Taking the view that Amazon Services Europe’s conduct, on the one hand, and that of Amazon FC Graben, on the other, infringed its rights in the mark at issue, Coty requested, in essence, that those two companies be ordered, subject to penalties, to desist, in the course of trade, from stocking or dispatching ‘Davidoff Hot Water’ brand perfumes in Germany, or from causing them to be stocked or dispatched, if those goods were not put on the Union market with Coty’s consent. It requested, in the alternative, that the same order be made against those companies in relation to ‘Davidoff Hot Water EdT 60 ml’ brand perfumes and, in the further alternative, that the same order be made against them in relation to ‘Davidoff Hot Water EdT 60 ml’ brand perfumes which have been stored on behalf of the seller or which cannot be attributed to another seller.
The Regional Court, Germany dismissed the action brought by Coty. The appeal brought by Coty was dismissed, with the court of appeal holding, inter alia, that Amazon Services Europe had neither stocked nor dispatched the goods concerned and that Amazon FC Graben had kept those goods on behalf of the seller and other third-party sellers.
Coty brought an appeal on a point of law (Revision) before the referring court.
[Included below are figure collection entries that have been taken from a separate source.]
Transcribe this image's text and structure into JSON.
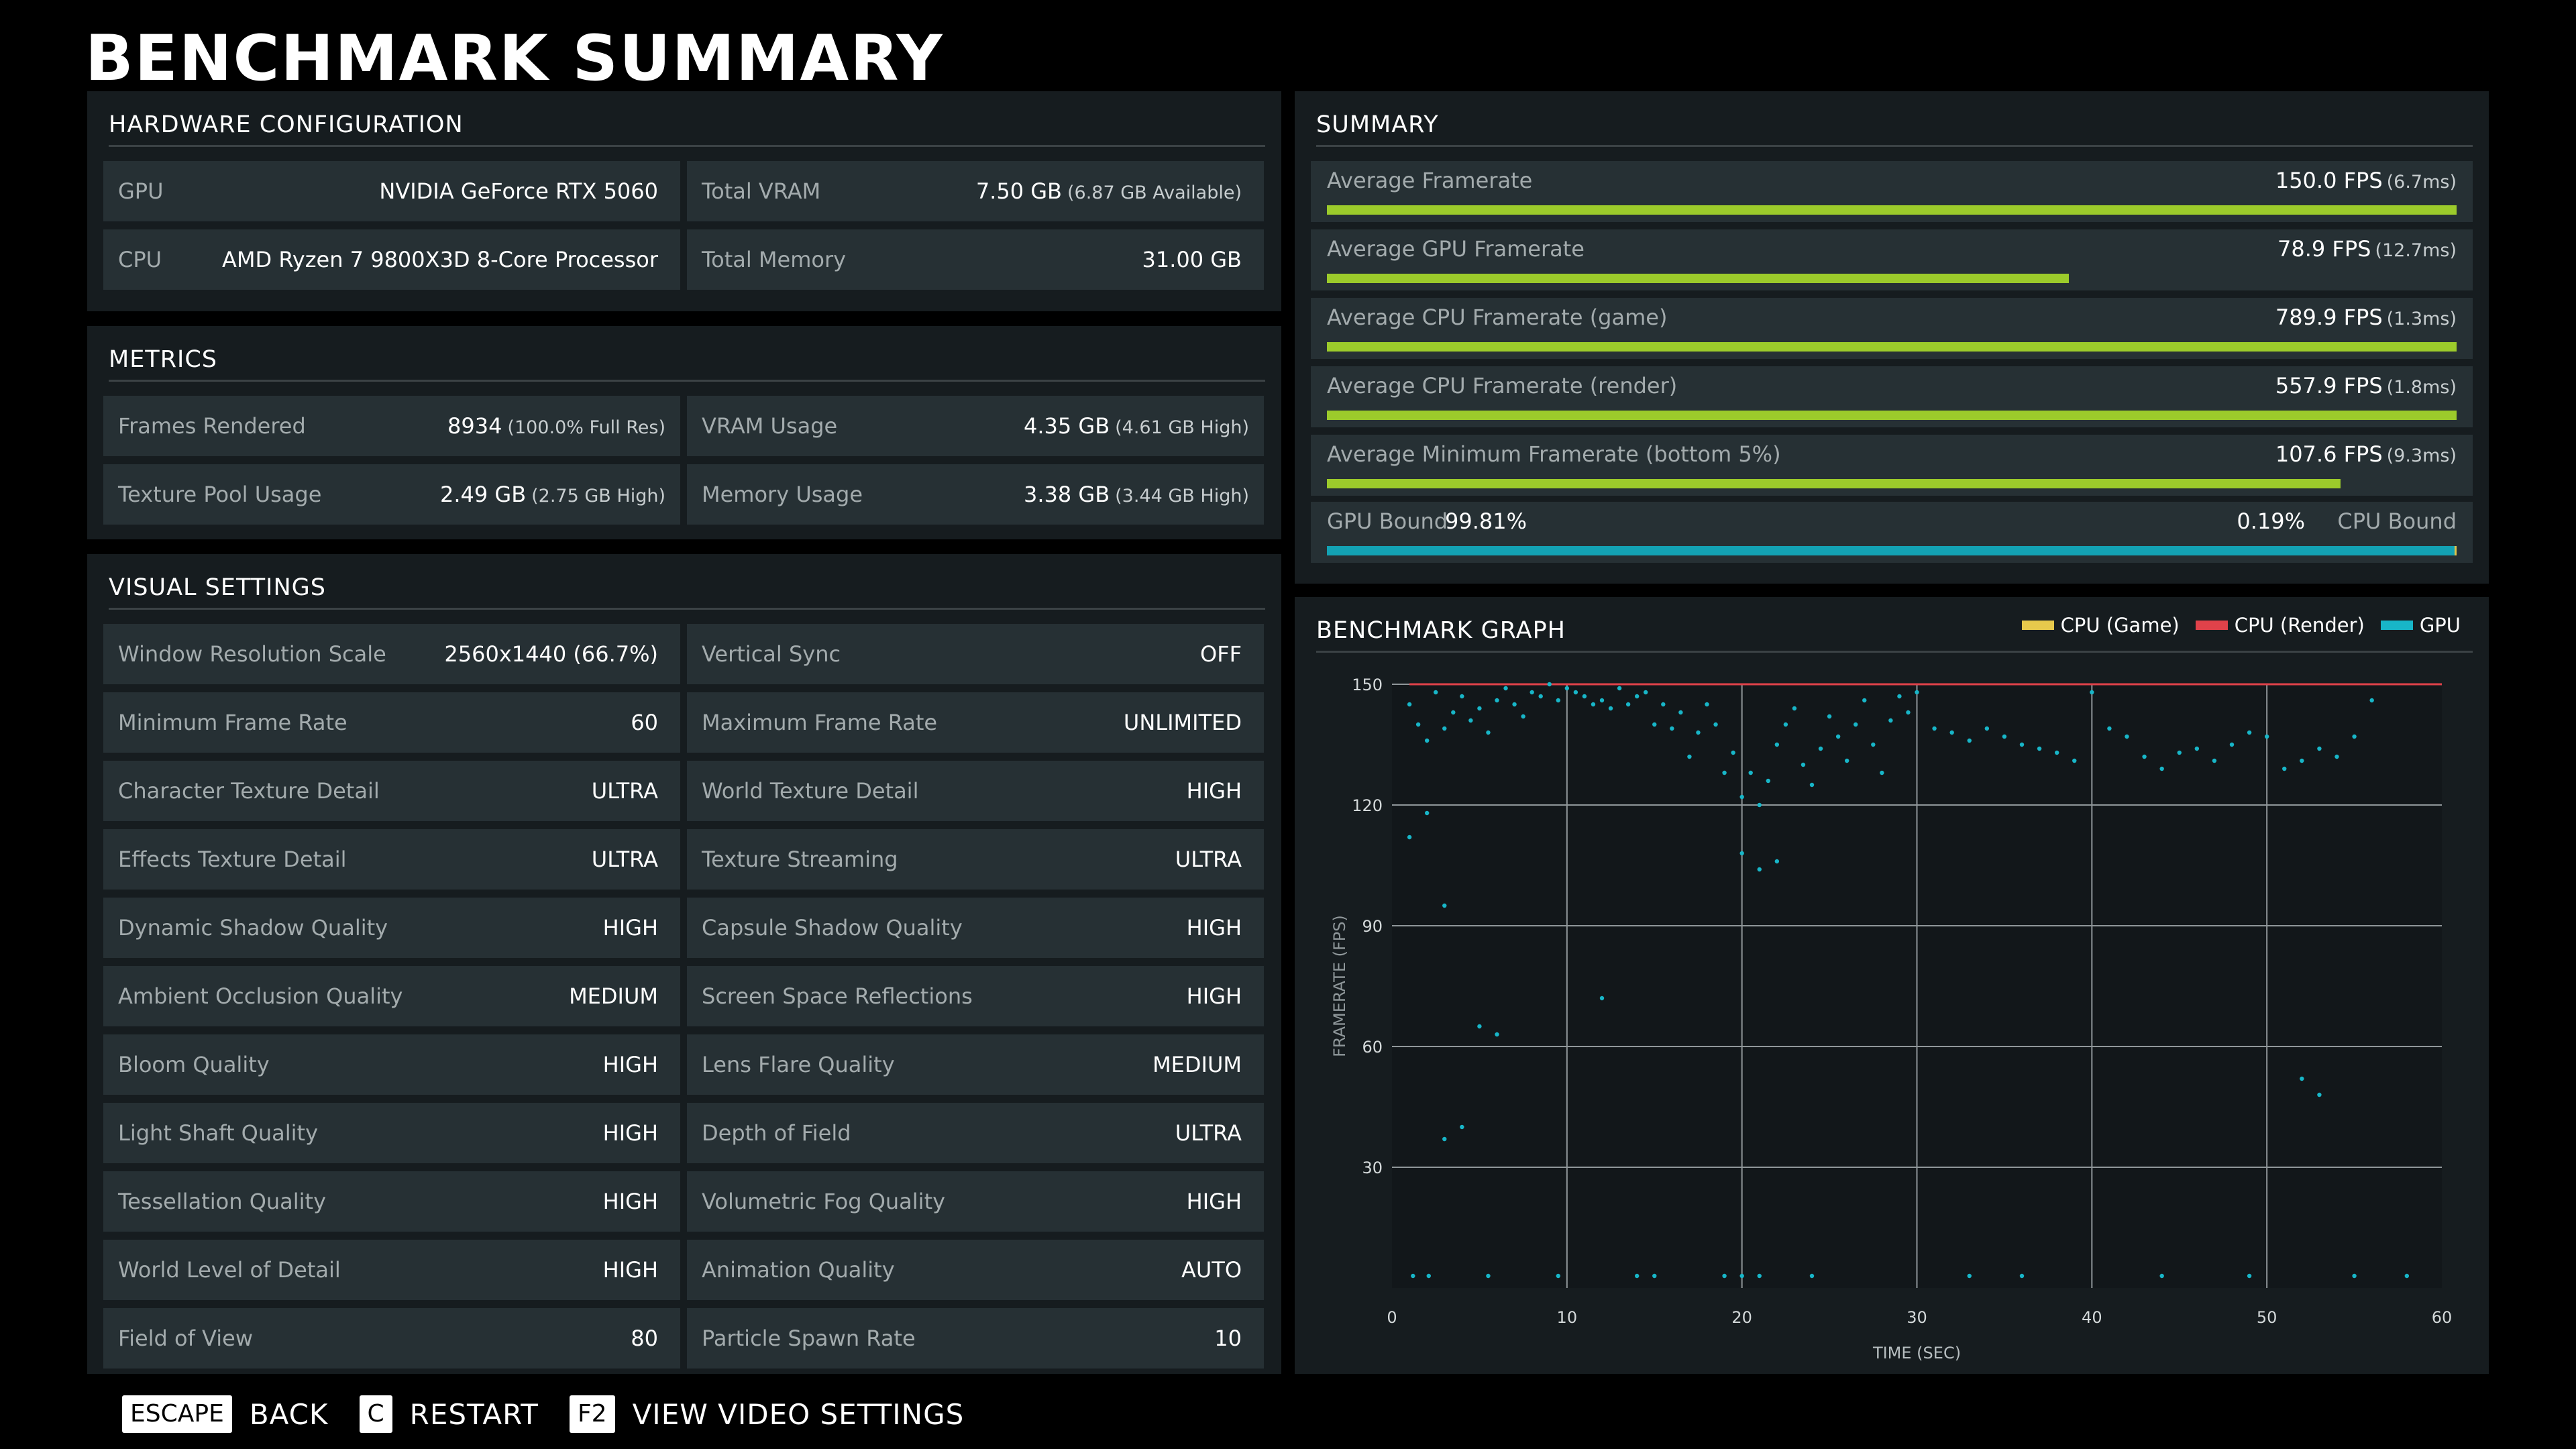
{
  "title": "BENCHMARK SUMMARY",
  "hardware": {
    "header": "HARDWARE CONFIGURATION",
    "gpu_label": "GPU",
    "gpu_value": "NVIDIA GeForce RTX 5060",
    "vram_label": "Total VRAM",
    "vram_value": "7.50 GB",
    "vram_sub": "(6.87 GB Available)",
    "cpu_label": "CPU",
    "cpu_value": "AMD Ryzen 7 9800X3D 8-Core Processor",
    "memory_label": "Total Memory",
    "memory_value": "31.00 GB"
  },
  "metrics": {
    "header": "METRICS",
    "frames_label": "Frames Rendered",
    "frames_value": "8934",
    "frames_sub": "(100.0% Full Res)",
    "vram_usage_label": "VRAM Usage",
    "vram_usage_value": "4.35 GB",
    "vram_usage_sub": "(4.61 GB High)",
    "texture_pool_label": "Texture Pool Usage",
    "texture_pool_value": "2.49 GB",
    "texture_pool_sub": "(2.75 GB High)",
    "memory_usage_label": "Memory Usage",
    "memory_usage_value": "3.38 GB",
    "memory_usage_sub": "(3.44 GB High)"
  },
  "visual": {
    "header": "VISUAL SETTINGS",
    "rows": [
      [
        {
          "label": "Window Resolution Scale",
          "value": "2560x1440 (66.7%)"
        },
        {
          "label": "Vertical Sync",
          "value": "OFF"
        }
      ],
      [
        {
          "label": "Minimum Frame Rate",
          "value": "60"
        },
        {
          "label": "Maximum Frame Rate",
          "value": "UNLIMITED"
        }
      ],
      [
        {
          "label": "Character Texture Detail",
          "value": "ULTRA"
        },
        {
          "label": "World Texture Detail",
          "value": "HIGH"
        }
      ],
      [
        {
          "label": "Effects Texture Detail",
          "value": "ULTRA"
        },
        {
          "label": "Texture Streaming",
          "value": "ULTRA"
        }
      ],
      [
        {
          "label": "Dynamic Shadow Quality",
          "value": "HIGH"
        },
        {
          "label": "Capsule Shadow Quality",
          "value": "HIGH"
        }
      ],
      [
        {
          "label": "Ambient Occlusion Quality",
          "value": "MEDIUM"
        },
        {
          "label": "Screen Space Reflections",
          "value": "HIGH"
        }
      ],
      [
        {
          "label": "Bloom Quality",
          "value": "HIGH"
        },
        {
          "label": "Lens Flare Quality",
          "value": "MEDIUM"
        }
      ],
      [
        {
          "label": "Light Shaft Quality",
          "value": "HIGH"
        },
        {
          "label": "Depth of Field",
          "value": "ULTRA"
        }
      ],
      [
        {
          "label": "Tessellation Quality",
          "value": "HIGH"
        },
        {
          "label": "Volumetric Fog Quality",
          "value": "HIGH"
        }
      ],
      [
        {
          "label": "World Level of Detail",
          "value": "HIGH"
        },
        {
          "label": "Animation Quality",
          "value": "AUTO"
        }
      ],
      [
        {
          "label": "Field of View",
          "value": "80"
        },
        {
          "label": "Particle Spawn Rate",
          "value": "10"
        }
      ]
    ]
  },
  "summary": {
    "header": "SUMMARY",
    "bar_color": "#9ccb2b",
    "rows": [
      {
        "label": "Average Framerate",
        "value": "150.0 FPS",
        "sub": "(6.7ms)",
        "fraction": 1.0
      },
      {
        "label": "Average GPU Framerate",
        "value": "78.9 FPS",
        "sub": "(12.7ms)",
        "fraction": 0.657
      },
      {
        "label": "Average CPU Framerate (game)",
        "value": "789.9 FPS",
        "sub": "(1.3ms)",
        "fraction": 1.0
      },
      {
        "label": "Average CPU Framerate (render)",
        "value": "557.9 FPS",
        "sub": "(1.8ms)",
        "fraction": 1.0
      },
      {
        "label": "Average Minimum Framerate (bottom 5%)",
        "value": "107.6 FPS",
        "sub": "(9.3ms)",
        "fraction": 0.897
      }
    ],
    "bound": {
      "gpu_label": "GPU Bound",
      "gpu_pct": "99.81%",
      "cpu_pct": "0.19%",
      "cpu_label": "CPU Bound",
      "gpu_fraction": 0.9981,
      "gpu_color": "#13a2b4",
      "cpu_color": "#e0c34a"
    }
  },
  "graph": {
    "header": "BENCHMARK GRAPH",
    "legend": [
      {
        "name": "CPU (Game)",
        "color": "#e7c94c"
      },
      {
        "name": "CPU (Render)",
        "color": "#e0424a"
      },
      {
        "name": "GPU",
        "color": "#18b6c8"
      }
    ]
  },
  "chart_data": {
    "type": "scatter",
    "title": "",
    "xlabel": "TIME (SEC)",
    "ylabel": "FRAMERATE (FPS)",
    "xlim": [
      0,
      60
    ],
    "ylim": [
      0,
      150
    ],
    "xticks": [
      0,
      10,
      20,
      30,
      40,
      50,
      60
    ],
    "yticks": [
      30,
      60,
      90,
      120,
      150
    ],
    "grid": true,
    "legend_position": "top-right",
    "series": [
      {
        "name": "CPU (Render)",
        "type": "line",
        "color": "#e0424a",
        "x": [
          1,
          60
        ],
        "y": [
          150,
          150
        ]
      },
      {
        "name": "GPU",
        "type": "scatter",
        "color": "#18b6c8",
        "x": [
          1,
          1.5,
          2,
          2.5,
          3,
          3.5,
          4,
          4.5,
          5,
          5.5,
          6,
          6.5,
          7,
          7.5,
          8,
          8.5,
          9,
          9.5,
          10,
          10.5,
          11,
          11.5,
          12,
          12.5,
          13,
          13.5,
          14,
          14.5,
          15,
          15.5,
          16,
          16.5,
          17,
          17.5,
          18,
          18.5,
          19,
          19.5,
          20,
          20.5,
          21,
          21.5,
          22,
          22.5,
          23,
          23.5,
          24,
          24.5,
          25,
          25.5,
          26,
          26.5,
          27,
          27.5,
          28,
          28.5,
          29,
          29.5,
          30,
          31,
          32,
          33,
          34,
          35,
          36,
          37,
          38,
          39,
          40,
          41,
          42,
          43,
          44,
          45,
          46,
          47,
          48,
          49,
          50,
          51,
          52,
          53,
          54,
          55,
          56,
          1,
          2,
          3,
          5,
          6,
          20,
          21,
          22,
          12,
          3,
          4,
          52,
          53,
          14,
          19,
          20,
          21,
          55,
          58,
          1.2,
          2.1,
          5.5,
          9.5,
          15,
          24,
          33,
          36,
          44,
          49
        ],
        "y": [
          145,
          140,
          136,
          148,
          139,
          143,
          147,
          141,
          144,
          138,
          146,
          149,
          145,
          142,
          148,
          147,
          150,
          146,
          149,
          148,
          147,
          145,
          146,
          144,
          149,
          145,
          147,
          148,
          140,
          145,
          139,
          143,
          132,
          138,
          145,
          140,
          128,
          133,
          122,
          128,
          120,
          126,
          135,
          140,
          144,
          130,
          125,
          134,
          142,
          137,
          131,
          140,
          146,
          135,
          128,
          141,
          147,
          143,
          148,
          139,
          138,
          136,
          139,
          137,
          135,
          134,
          133,
          131,
          148,
          139,
          137,
          132,
          129,
          133,
          134,
          131,
          135,
          138,
          137,
          129,
          131,
          134,
          132,
          137,
          146,
          112,
          118,
          95,
          65,
          63,
          108,
          104,
          106,
          72,
          37,
          40,
          52,
          48,
          3,
          3,
          3,
          3,
          3,
          3,
          3,
          3,
          3,
          3,
          3,
          3,
          3,
          3,
          3,
          3
        ]
      }
    ]
  },
  "footer": {
    "items": [
      {
        "key": "ESCAPE",
        "action": "BACK"
      },
      {
        "key": "C",
        "action": "RESTART"
      },
      {
        "key": "F2",
        "action": "VIEW VIDEO SETTINGS"
      }
    ]
  }
}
Only Amazon Services Europe and Amazon FC Graben are respondents before that court.
The referring court states that whether that appeal is successful, in so far as Coty disputes the court of appeal’s finding that Amazon FC Graben is not liable as a perpetrator of an infringement of trade mark rights, depends on the interpretation to be given to Article 9(2)(b) of Regulation No 207/2009 and Article 9(3)(b) of Regulation 2017/1001.
In particular, it emphasises that whether the appeal on a point of law is successful depends on whether those provisions are to be interpreted as meaning that a person who, on behalf of a third party, stores goods which infringe trade mark rights, without having knowledge of that infringement, stocks those goods in order to offer them or put them on the market for the purposes of those provisions, even if it is only the third party who intends to offer those goods or put them on the market.
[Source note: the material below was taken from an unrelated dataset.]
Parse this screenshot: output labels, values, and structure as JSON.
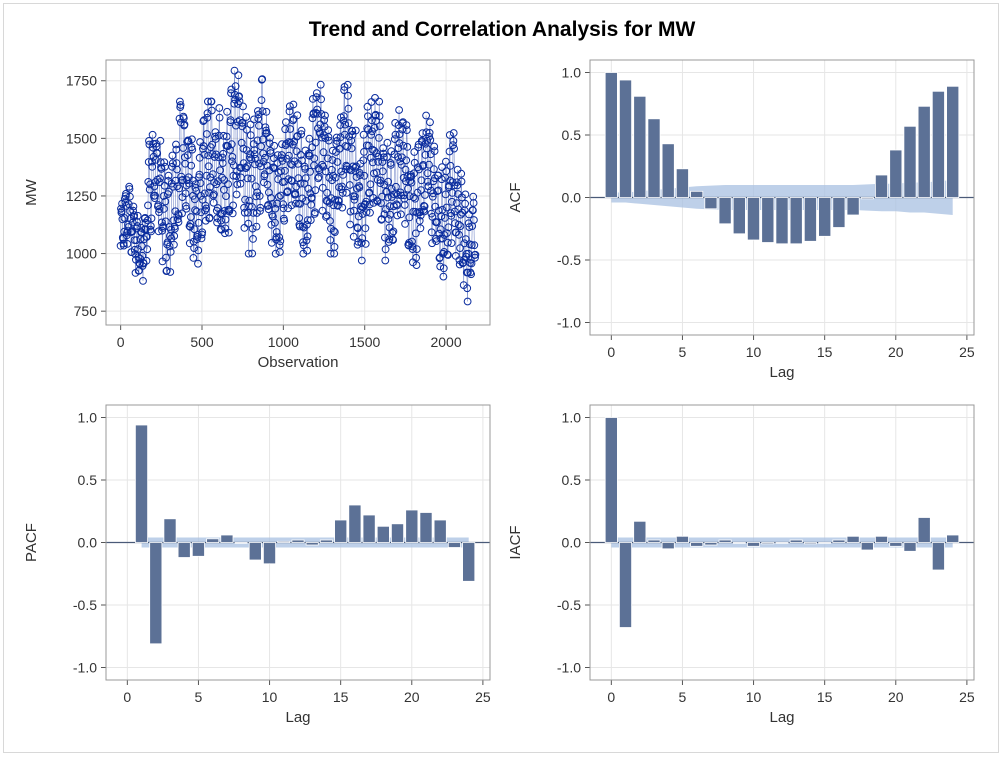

The referring court also states that, since Coty bases one of its claims on the risk of a repeat infringement, its action is well founded only if the conduct of the Amazon group companies in question is established to be unlawful both at the material time in the main proceedings and when the decision on the appeal on a point of law is issued.
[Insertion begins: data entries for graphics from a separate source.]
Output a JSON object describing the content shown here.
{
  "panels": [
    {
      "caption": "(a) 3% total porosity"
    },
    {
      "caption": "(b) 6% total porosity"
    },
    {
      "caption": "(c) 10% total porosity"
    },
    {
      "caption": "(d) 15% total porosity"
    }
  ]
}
In those circumstances, the Bundesgerichtshof (Federal Court of Justice, Germany) decided to stay the proceedings and to refer the following question to the Court of Justice for a preliminary ruling:
‘Does a person who, on behalf of a third party, stores goods which infringe trade mark rights, without having knowledge of that infringement, stock those goods for the purpose of offering them or putting them on the market, if it is not that person himself but rather the third party alone which intends to offer the goods or put them on the market?’
The Court’s decision:
Article 9(2)(b) of Council Regulation (EC) No 207/2009 of 26 February 2009 on the [European Union] trade mark and Article 9(3)(b) of Regulation (EU) 2017/1001 of the European Parliament and of the Council of 14 June 2017 on the European Union trade mark must be interpreted as meaning that a person who, on behalf of a third party, stores goods which infringe trade mark rights, without being aware of that infringement, must be regarded as not stocking those goods in order to offer them or put them on the market for the purposes of those provisions, if that person does not itself pursue those aims.